On April 25, India’s largest bank, the State Bank of India (SBI), released a process document explaining the guidelines customers must follow to conduct secure digital transactions.
The bank has released step-by-step instructions for debit and credit card transactions, Netbanking and UPI transactions.
Debit/credit card transactions
For secure debit and credit card transactions, SBI has asked its customers to be aware of the environment of ATMs and point-of-sale (POS) devices.
Customers should always cover the keypad when entering the PIN code.
When transacting on e-commerce websites, they should check if it is an authentic site.
For added security, customers can also set a limit for card transactions on e-commerce platforms, POS and ATMs for domestic and international transactions.
For Netbanking, SBI asked customers to always look for “https” in the address bar of the bank’s website.
It is advisable not to conduct Netbanking transactions in public places using open Wi-Fi networks, lest hackers get access to the account ID and password, SBI said.
Additionally, users should always log out of the site and close the browser window after executing the transaction.
Passwords should remain unique and complex, and should be changed periodically.
For security reasons, you should never write down the ATM’s bank ID, password or PIN code.
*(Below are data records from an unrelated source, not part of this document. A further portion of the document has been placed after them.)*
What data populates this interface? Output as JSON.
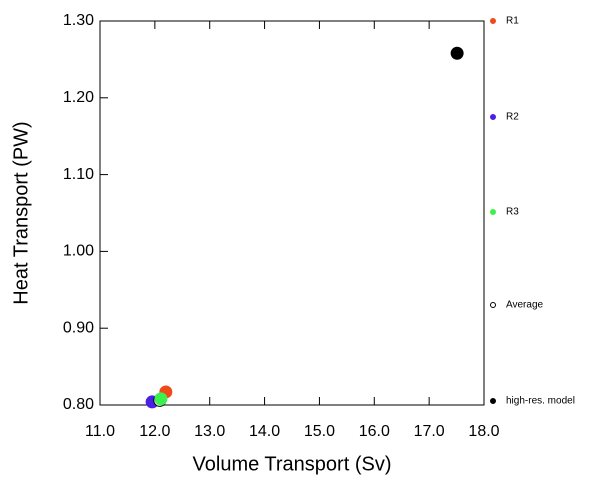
{
  "chart_data": {
    "type": "scatter",
    "xlabel": "Volume Transport (Sv)",
    "ylabel": "Heat Transport (PW)",
    "xlim": [
      11,
      18
    ],
    "ylim": [
      0.8,
      1.3
    ],
    "xticks": [
      {
        "value": 11,
        "label": "11.0"
      },
      {
        "value": 12,
        "label": "12.0"
      },
      {
        "value": 13,
        "label": "13.0"
      },
      {
        "value": 14,
        "label": "14.0"
      },
      {
        "value": 15,
        "label": "15.0"
      },
      {
        "value": 16,
        "label": "16.0"
      },
      {
        "value": 17,
        "label": "17.0"
      },
      {
        "value": 18,
        "label": "18.0"
      }
    ],
    "yticks": [
      {
        "value": 0.8,
        "label": "0.80"
      },
      {
        "value": 0.9,
        "label": "0.90"
      },
      {
        "value": 1.0,
        "label": "1.00"
      },
      {
        "value": 1.1,
        "label": "1.10"
      },
      {
        "value": 1.2,
        "label": "1.20"
      },
      {
        "value": 1.3,
        "label": "1.30"
      }
    ],
    "legend": "right",
    "series": [
      {
        "name": "R1",
        "color": "#f04a1a",
        "x": [
          12.2
        ],
        "values": [
          0.817
        ]
      },
      {
        "name": "R2",
        "color": "#4b20e6",
        "x": [
          11.95
        ],
        "values": [
          0.804
        ]
      },
      {
        "name": "Average",
        "color": "#ffffff",
        "x": [
          12.09
        ],
        "values": [
          0.806
        ]
      },
      {
        "name": "R3",
        "color": "#3cf050",
        "x": [
          12.11
        ],
        "values": [
          0.808
        ]
      },
      {
        "name": "high-res. model",
        "color": "#000000",
        "x": [
          17.51
        ],
        "values": [
          1.258
        ]
      }
    ]
  }
}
Besides, it is always recommended to disable the “automatic save and remember” function on computer and mobile devices to avoid storing user ID and password, he added.
Since more and more people are now using United Payments Interface (UPI) for digital transactions, the SBI document also mentioned how to protect against breaches, according to a report by FE Online.
He advised customers to keep their Mobile PIN and UPI PIN different and random.
Also, they should not respond to unknown UPI requests and instead report such suspicious requests to the bank.
Most importantly, they should keep in mind that a PIN is only needed to transfer amounts, not to receive them. Hackers often trick gullible customers into divulging their PINs with the promise of money transfers.
Finally, if a UPI transaction has taken place without the client having executed it, it is always recommended to deactivate the UPI function of the account immediately.